A couple of weeks ago, while discussing the announcement of the Harvard / MIT edX initiative, I included a brief recap of what’s been happening over the last six months in the land of Massively Open Online Courses (MOOC’s), which began as follows:
Throughout the fall 2011 semester, a group of well-known Stanford professors had been running an unorthodox experiment by letting over 100,000 students around the world take their courses, online, for free. Those who did well got a certificate from the professor saying so.
Later than day, I received an email titled “error in your blog” from a person who works in communications for Stanford, which I’m reprinting with permission. The person said:
Students who did well did not receive a certificate. Neither Stanford nor the professors issued a certificate. All students who completed the courses received a letter from the professor saying that they had completed the course. And that’s it.
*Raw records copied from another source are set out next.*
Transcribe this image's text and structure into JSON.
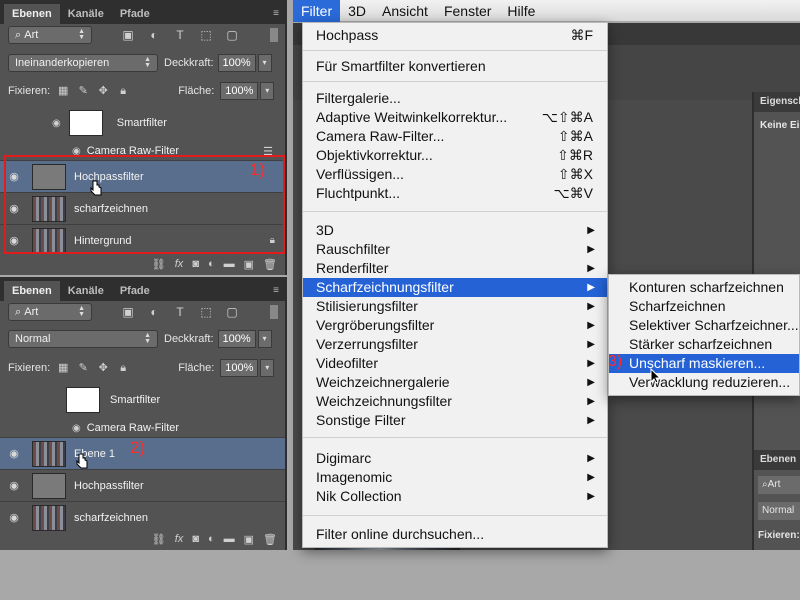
{
  "panel1": {
    "tabs": [
      "Ebenen",
      "Kanäle",
      "Pfade"
    ],
    "filter_kind": "Art",
    "blend_mode": "Ineinanderkopieren",
    "opacity_label": "Deckkraft:",
    "opacity_value": "100%",
    "lock_label": "Fixieren:",
    "fill_label": "Fläche:",
    "fill_value": "100%",
    "smartfilter_label": "Smartfilter",
    "camera_raw_label": "Camera Raw-Filter",
    "layers": [
      "Hochpassfilter",
      "scharfzeichnen",
      "Hintergrund"
    ],
    "annotation": "1)"
  },
  "panel2": {
    "tabs": [
      "Ebenen",
      "Kanäle",
      "Pfade"
    ],
    "filter_kind": "Art",
    "blend_mode": "Normal",
    "opacity_label": "Deckkraft:",
    "opacity_value": "100%",
    "lock_label": "Fixieren:",
    "fill_label": "Fläche:",
    "fill_value": "100%",
    "smartfilter_label": "Smartfilter",
    "camera_raw_label": "Camera Raw-Filter",
    "layers": [
      "Ebene 1",
      "Hochpassfilter",
      "scharfzeichnen"
    ],
    "annotation": "2)"
  },
  "menubar": {
    "items": [
      "Filter",
      "3D",
      "Ansicht",
      "Fenster",
      "Hilfe"
    ]
  },
  "filter_menu": {
    "items": [
      {
        "label": "Hochpass",
        "shortcut": "⌘F"
      },
      {
        "label": "Für Smartfilter konvertieren",
        "shortcut": ""
      },
      {
        "label": "Filtergalerie...",
        "shortcut": ""
      },
      {
        "label": "Adaptive Weitwinkelkorrektur...",
        "shortcut": "⌥⇧⌘A"
      },
      {
        "label": "Camera Raw-Filter...",
        "shortcut": "⇧⌘A"
      },
      {
        "label": "Objektivkorrektur...",
        "shortcut": "⇧⌘R"
      },
      {
        "label": "Verflüssigen...",
        "shortcut": "⇧⌘X"
      },
      {
        "label": "Fluchtpunkt...",
        "shortcut": "⌥⌘V"
      },
      {
        "label": "3D",
        "shortcut": ""
      },
      {
        "label": "Rauschfilter",
        "shortcut": ""
      },
      {
        "label": "Renderfilter",
        "shortcut": ""
      },
      {
        "label": "Scharfzeichnungsfilter",
        "shortcut": ""
      },
      {
        "label": "Stilisierungsfilter",
        "shortcut": ""
      },
      {
        "label": "Vergröberungsfilter",
        "shortcut": ""
      },
      {
        "label": "Verzerrungsfilter",
        "shortcut": ""
      },
      {
        "label": "Videofilter",
        "shortcut": ""
      },
      {
        "label": "Weichzeichnergalerie",
        "shortcut": ""
      },
      {
        "label": "Weichzeichnungsfilter",
        "shortcut": ""
      },
      {
        "label": "Sonstige Filter",
        "shortcut": ""
      },
      {
        "label": "Digimarc",
        "shortcut": ""
      },
      {
        "label": "Imagenomic",
        "shortcut": ""
      },
      {
        "label": "Nik Collection",
        "shortcut": ""
      },
      {
        "label": "Filter online durchsuchen...",
        "shortcut": ""
      }
    ],
    "submenu_arrow": "▶"
  },
  "sharpen_submenu": {
    "items": [
      "Konturen scharfzeichnen",
      "Scharfzeichnen",
      "Selektiver Scharfzeichner...",
      "Stärker scharfzeichnen",
      "Unscharf maskieren...",
      "Verwacklung reduzieren..."
    ],
    "annotation": "3)"
  },
  "right_panel": {
    "tab": "Eigenschaften",
    "line": "Keine Eigenschaften",
    "layers_tab": "Ebenen",
    "filter_kind": "Art",
    "blend_mode": "Normal",
    "lock_label": "Fixieren:"
  }
}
This is telling. I used the word “certificate” deliberately, because “letter” seemed inadequate. A letter is a vehicle for interpersonal correspondence, e.g. “Dear Mom, I am having fun at camp this summer, please send cookies,” or “Dear Sir, we regret to inform you that your manuscript does not meet our standards for publication.” A certificate is a document describing some kind of important characteristic of the bearer, as attested by the issuer. A college diploma is a kind of certificate, as is a teaching certificate issued by a state licensing board, as were the old-fashioned “letters of introduction” people once used to facilitate business and social interactions. As is, I would argue, the document that students received upon completing the Stanford MOOC in question. Here it is:
Looks like a certificate to me.
This shows the biggest weakness in Stanford’s engagement with the rapidly-developing world of highly-branded MOOC’s. By rights, Stanford should own this market. Winning the MOOC space will require a combination of investment capital, branded credibility in the marketplace, deep expertise in academics, and deep expertise in the formation and scaling of hugely popular online enterprises. There’s nowhere in the world with more of that stuff in one place than Stanford and the surrounding Silicon Valley environs.
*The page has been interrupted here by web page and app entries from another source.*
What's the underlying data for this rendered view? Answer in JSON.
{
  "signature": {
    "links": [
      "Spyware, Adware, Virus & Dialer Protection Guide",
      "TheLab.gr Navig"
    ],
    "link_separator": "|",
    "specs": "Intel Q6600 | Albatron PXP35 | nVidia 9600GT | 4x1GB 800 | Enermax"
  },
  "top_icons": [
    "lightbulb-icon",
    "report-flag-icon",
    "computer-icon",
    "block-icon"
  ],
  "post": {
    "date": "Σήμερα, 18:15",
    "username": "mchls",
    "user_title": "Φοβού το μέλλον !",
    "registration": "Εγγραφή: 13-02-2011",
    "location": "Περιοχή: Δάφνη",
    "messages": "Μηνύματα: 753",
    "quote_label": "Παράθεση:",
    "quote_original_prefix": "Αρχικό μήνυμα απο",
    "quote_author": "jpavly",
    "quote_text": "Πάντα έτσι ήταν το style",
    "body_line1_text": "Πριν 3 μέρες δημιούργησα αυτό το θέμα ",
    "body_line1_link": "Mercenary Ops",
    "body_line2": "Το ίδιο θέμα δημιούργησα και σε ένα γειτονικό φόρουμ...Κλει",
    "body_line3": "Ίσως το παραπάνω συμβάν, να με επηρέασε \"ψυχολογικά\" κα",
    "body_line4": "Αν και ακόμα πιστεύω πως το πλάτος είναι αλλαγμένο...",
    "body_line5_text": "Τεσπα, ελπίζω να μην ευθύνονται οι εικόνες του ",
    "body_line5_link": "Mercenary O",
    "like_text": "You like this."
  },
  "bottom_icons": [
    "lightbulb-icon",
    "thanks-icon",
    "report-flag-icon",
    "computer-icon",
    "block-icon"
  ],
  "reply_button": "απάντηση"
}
But unlike Harvard and MIT, Stanford has thus far been unwilling to lend its super-valuable brand name to some kind of certificate of learning. That will make a huge difference over time. People need more than learning; they need evidence of learning. Stanford’s current reflexive “Don’t say certificate!” attitude reflects the deep ambivalence of organizations that look at MOOC’s and see both immense opportunities to expand their mission and presence worldwide and huge risks to an exclusivity-driven success model that has served them well for the last century. Harvard and MIT have gotten over it. Stanford should, too.